According to the Act, “A film should not be certified for public exhibition … if the film is against … the security of the State, friendly relations with foreign States, public order, decency or morality.” The question that needs to be asked is what happens when it is the public that is more intent on disorder than the film.
If we, as a country, stop having faith in the discretion of official bodies such as our censors, any theme of religion, caste, race or gender will be contested by groups that could insist on the supremacy of their interpretation.
This convenient recipe for anarchy appears to be firmly in place already, and if encouraged by politicians such as the West Bengal and Tamil Nadu chief ministers, this trend can only get more dangerous.
When campaigning to become chief minister, Mamata Banerjee had done much to court the radical intelligentsia of Bengal. She gave singers tickets and encouraged artists to share her political platform. By not giving Mr Rushdie security, she has only made apparent her own cultural opportunism.
Jayalalithaa is busy debunking the theory that she allegedly has a grudge against Mr Haasan because of his proximity to political rivals.
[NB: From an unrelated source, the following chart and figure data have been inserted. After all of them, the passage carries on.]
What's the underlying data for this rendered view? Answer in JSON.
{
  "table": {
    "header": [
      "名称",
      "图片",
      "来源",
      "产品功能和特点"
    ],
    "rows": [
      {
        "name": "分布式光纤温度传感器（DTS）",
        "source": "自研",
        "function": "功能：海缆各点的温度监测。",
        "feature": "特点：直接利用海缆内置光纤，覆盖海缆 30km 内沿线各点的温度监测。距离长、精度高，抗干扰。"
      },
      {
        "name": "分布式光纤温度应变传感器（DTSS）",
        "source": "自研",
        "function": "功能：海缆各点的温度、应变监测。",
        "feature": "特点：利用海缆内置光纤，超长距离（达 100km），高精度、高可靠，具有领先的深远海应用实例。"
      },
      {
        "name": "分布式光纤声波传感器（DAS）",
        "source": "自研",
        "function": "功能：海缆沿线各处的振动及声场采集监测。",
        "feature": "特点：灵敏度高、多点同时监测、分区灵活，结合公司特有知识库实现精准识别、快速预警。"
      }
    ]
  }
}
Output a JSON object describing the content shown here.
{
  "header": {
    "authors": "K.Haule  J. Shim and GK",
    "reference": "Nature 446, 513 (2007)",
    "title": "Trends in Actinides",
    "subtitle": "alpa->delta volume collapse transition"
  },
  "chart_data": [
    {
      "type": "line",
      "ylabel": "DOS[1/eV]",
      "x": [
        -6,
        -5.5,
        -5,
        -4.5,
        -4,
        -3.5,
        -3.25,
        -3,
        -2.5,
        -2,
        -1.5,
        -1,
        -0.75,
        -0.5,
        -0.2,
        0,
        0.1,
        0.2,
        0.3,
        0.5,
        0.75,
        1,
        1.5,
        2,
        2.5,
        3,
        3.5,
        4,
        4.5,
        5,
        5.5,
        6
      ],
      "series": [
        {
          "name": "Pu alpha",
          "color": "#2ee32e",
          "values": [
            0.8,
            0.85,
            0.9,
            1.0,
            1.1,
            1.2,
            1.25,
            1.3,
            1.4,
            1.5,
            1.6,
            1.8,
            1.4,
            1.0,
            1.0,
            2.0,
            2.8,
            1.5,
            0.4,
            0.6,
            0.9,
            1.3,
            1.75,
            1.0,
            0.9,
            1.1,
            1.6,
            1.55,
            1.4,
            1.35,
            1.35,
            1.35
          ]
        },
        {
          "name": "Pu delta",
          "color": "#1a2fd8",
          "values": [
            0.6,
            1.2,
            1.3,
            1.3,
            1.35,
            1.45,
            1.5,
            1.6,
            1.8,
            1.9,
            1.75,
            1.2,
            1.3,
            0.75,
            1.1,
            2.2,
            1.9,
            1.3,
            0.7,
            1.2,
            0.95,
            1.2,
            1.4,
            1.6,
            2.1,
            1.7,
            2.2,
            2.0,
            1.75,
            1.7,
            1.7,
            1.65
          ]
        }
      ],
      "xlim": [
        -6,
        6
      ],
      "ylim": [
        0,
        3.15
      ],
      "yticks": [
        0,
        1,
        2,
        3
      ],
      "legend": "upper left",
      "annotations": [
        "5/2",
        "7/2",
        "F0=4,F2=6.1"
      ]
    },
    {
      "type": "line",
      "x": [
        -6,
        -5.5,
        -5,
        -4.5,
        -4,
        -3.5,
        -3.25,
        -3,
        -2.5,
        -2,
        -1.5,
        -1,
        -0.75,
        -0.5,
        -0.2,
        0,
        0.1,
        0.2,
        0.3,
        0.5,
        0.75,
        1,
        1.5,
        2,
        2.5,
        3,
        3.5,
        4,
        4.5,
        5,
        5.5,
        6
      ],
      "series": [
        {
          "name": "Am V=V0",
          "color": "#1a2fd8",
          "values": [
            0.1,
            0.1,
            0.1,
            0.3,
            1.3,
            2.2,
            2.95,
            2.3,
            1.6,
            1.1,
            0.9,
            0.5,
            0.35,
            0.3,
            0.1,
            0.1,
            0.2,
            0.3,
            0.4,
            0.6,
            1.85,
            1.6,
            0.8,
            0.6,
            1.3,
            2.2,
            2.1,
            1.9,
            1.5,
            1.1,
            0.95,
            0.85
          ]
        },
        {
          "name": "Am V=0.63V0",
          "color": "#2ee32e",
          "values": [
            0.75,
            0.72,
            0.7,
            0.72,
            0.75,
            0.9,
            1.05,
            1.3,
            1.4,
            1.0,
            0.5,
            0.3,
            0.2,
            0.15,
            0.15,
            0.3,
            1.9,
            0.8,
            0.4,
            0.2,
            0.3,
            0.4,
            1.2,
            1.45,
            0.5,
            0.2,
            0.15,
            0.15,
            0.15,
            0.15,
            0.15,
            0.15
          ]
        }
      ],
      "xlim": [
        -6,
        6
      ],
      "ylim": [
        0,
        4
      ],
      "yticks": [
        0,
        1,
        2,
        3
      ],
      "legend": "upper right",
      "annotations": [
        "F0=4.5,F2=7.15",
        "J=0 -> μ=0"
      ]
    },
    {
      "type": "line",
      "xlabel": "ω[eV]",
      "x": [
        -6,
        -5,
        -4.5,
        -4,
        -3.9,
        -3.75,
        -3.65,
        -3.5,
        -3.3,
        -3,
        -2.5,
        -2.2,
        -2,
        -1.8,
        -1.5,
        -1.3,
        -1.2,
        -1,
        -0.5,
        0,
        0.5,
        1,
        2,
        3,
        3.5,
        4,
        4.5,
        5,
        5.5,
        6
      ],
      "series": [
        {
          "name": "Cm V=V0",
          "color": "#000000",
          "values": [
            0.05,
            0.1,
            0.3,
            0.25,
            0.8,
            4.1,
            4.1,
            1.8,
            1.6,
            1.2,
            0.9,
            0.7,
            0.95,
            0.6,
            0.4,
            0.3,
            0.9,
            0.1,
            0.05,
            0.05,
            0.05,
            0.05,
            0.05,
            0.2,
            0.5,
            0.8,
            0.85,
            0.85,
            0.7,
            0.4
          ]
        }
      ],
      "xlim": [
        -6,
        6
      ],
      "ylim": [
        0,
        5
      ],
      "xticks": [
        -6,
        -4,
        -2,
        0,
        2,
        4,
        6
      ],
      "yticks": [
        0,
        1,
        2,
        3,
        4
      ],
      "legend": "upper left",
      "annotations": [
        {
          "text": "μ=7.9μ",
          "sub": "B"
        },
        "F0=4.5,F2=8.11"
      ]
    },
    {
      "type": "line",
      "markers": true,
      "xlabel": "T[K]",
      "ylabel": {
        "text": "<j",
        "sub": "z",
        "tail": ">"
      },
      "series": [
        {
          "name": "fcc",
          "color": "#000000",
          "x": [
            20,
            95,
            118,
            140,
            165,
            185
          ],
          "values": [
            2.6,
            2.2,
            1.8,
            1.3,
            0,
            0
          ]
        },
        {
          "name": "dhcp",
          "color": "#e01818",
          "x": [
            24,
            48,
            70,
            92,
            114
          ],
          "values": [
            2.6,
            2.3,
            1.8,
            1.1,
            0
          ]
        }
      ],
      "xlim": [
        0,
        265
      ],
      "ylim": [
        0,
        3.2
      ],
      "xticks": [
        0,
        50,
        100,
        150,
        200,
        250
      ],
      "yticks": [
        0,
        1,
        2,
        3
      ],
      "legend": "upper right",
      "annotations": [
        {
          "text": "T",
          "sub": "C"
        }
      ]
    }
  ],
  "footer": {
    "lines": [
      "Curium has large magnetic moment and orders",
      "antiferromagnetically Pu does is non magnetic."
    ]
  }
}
There is a sense of déjà vu here, one that neither Mr Rushdie nor Mr Haasan are unfamiliar with.
Mr Rushdie, as we know, was not allowed to attend the Jaipur Literature Festival last year, and, in 2000, Mr Haasan’s Hey Ram was denounced as both anti-Hindu and anti-Gandhi.
These recent incidents should serve as a wake-up call to the tolerant majority that a divisive cultural and religious militia is riding roughshod over its sensibilities.